During her performance, Beyoncé and her backup dancers made a political statement: they dressed in all black, wearing berets and afros, and choreographed dances that drew ties to the Black Panthers– not that I condone militancy against police. Not only this, but Beyoncé performed a new song, “Formation”, that praised black culture, criticized police brutality, supported the Black Lives Matter movement, and reminded viewers of the Hurricane Katrina disaster. During one of the most watched events of the year, where the only divide between people is their team affiliation, Beyoncé used her platform to show that people are suffering, being oppressed, and there are more important conflicts to address. She offered herself up as an effigy so that the American people could remember the inequality, prejudice, and immorality African Americans faced before and during the Civil Right’s era– and today– and change it. This demonstration was not well received.
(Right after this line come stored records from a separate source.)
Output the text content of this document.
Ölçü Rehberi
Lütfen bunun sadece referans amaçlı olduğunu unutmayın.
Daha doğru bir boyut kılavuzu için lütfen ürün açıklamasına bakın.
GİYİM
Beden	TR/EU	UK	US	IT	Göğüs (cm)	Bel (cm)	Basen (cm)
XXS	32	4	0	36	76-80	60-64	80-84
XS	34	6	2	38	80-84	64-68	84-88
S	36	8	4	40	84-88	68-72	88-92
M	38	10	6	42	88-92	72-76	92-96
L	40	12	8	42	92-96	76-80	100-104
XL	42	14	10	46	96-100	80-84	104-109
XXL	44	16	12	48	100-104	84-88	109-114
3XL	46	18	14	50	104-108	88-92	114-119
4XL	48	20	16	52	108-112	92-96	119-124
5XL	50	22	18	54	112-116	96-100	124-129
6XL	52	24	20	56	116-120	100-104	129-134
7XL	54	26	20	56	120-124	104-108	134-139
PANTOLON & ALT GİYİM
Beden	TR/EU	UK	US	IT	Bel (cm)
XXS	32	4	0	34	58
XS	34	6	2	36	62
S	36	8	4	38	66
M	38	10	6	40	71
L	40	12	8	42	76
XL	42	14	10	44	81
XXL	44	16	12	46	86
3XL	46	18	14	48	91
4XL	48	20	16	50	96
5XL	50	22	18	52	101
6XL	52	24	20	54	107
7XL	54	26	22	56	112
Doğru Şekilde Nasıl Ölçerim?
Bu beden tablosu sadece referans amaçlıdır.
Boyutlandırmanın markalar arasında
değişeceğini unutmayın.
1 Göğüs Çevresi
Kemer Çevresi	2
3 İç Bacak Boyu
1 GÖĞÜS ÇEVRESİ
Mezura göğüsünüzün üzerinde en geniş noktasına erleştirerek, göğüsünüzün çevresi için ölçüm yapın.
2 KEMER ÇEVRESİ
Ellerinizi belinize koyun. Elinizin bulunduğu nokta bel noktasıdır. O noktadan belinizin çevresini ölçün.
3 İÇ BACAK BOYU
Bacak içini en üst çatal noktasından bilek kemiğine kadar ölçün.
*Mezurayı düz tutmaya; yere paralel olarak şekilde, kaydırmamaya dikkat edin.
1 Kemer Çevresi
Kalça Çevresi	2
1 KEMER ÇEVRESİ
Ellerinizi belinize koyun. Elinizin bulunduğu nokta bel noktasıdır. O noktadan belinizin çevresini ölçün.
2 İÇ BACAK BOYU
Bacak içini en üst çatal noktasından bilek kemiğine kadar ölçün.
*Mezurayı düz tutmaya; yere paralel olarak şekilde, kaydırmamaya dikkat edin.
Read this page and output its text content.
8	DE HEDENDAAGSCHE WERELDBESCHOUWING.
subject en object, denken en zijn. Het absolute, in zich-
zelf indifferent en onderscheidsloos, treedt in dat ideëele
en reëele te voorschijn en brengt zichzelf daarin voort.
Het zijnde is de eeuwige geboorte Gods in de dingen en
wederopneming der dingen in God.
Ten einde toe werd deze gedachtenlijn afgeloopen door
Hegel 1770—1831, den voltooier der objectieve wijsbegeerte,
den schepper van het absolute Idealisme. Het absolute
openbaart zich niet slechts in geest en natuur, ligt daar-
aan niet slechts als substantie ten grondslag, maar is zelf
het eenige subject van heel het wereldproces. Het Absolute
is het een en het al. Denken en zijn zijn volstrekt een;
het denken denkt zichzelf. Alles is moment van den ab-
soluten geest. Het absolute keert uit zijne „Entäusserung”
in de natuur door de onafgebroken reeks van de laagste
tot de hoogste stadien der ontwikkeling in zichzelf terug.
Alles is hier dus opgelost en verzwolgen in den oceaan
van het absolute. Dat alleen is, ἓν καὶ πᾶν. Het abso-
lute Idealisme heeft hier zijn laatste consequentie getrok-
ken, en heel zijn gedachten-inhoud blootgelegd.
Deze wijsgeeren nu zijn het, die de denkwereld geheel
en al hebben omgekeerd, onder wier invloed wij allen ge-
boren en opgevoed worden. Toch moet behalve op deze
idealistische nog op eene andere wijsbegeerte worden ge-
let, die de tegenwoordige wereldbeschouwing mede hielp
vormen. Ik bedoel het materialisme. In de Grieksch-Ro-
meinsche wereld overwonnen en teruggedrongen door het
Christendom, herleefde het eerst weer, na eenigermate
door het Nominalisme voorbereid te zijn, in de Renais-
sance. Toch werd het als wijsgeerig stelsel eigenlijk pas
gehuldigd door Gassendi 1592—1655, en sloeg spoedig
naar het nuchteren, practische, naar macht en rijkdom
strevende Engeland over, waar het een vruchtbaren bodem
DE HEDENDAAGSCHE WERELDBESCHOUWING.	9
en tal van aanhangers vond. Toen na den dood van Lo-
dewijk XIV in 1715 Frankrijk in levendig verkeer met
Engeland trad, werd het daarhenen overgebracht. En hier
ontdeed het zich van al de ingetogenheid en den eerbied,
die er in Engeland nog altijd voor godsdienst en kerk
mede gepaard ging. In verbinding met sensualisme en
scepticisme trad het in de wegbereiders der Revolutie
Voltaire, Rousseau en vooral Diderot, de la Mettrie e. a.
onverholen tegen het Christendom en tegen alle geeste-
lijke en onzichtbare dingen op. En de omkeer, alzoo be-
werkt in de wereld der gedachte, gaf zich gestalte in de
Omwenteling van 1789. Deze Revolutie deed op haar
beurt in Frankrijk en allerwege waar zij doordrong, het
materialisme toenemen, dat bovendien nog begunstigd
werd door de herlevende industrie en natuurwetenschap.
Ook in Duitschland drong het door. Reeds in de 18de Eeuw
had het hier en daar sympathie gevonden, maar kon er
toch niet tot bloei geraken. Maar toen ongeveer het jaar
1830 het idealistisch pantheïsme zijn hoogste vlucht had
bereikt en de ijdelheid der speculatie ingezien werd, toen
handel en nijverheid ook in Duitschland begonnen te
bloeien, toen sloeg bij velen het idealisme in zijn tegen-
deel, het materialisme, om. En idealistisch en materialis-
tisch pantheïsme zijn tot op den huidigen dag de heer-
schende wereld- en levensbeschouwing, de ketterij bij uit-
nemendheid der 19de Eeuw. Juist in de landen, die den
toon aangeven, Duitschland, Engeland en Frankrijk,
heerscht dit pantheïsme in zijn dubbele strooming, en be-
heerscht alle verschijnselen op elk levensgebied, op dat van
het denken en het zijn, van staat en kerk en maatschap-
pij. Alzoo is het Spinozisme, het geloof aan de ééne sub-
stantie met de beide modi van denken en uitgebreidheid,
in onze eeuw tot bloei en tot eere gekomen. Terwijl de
As Roach said, performers offer themselves as effigies where their bodies are “adored and despised.” I would say that making a political statement during the biggest football game of the year, where some people are only concerned with their team’s score and partying, myself included, shifts the scale to “despise” for some. People don’t want to be bothered by social issues and the inequity of fellow citizens during their football game. They can’t drown out the visual performance in front of them with the crunch of potato chips or cheering for their team, just like they can’t drown out violent social inequity with thoughts and prayers, and they can’t prevent drowning an entire city because of government incompetence; people don’t want to be reminded of this. People like former New York mayor Rudy Giuliani said that Beyoncé’s performance was “outrageous” and many others thought it was distasteful and not the time for protest, including Tomi Lahren who bashed Beyoncé for “politicizing” the Super Bowl. A short disclaimer being, not everyone who watched this performance has this view, some believed Beyoncé’s performance was a necessary reminder for change. For many others, Beyoncé’s statement, and the overarching issues of inequity and violence, had no place at a classic American event; again, people didn’t want to be reminded. For days and weeks afterwards, Beyoncé was simultaneously ostracized and her message was greatly undervalued. I couldn’t help but wonder, was it because she made herself an effigy, rather than being asked to do so? What does it say about a culture when its people cherrypick when it’s an appropriate time to talk about change? Maybe performers as effigies are alternatively ostracized and overvalued, or simultaneously ostracized and undervalued, because people only want to be reminded at certain times and forget at others.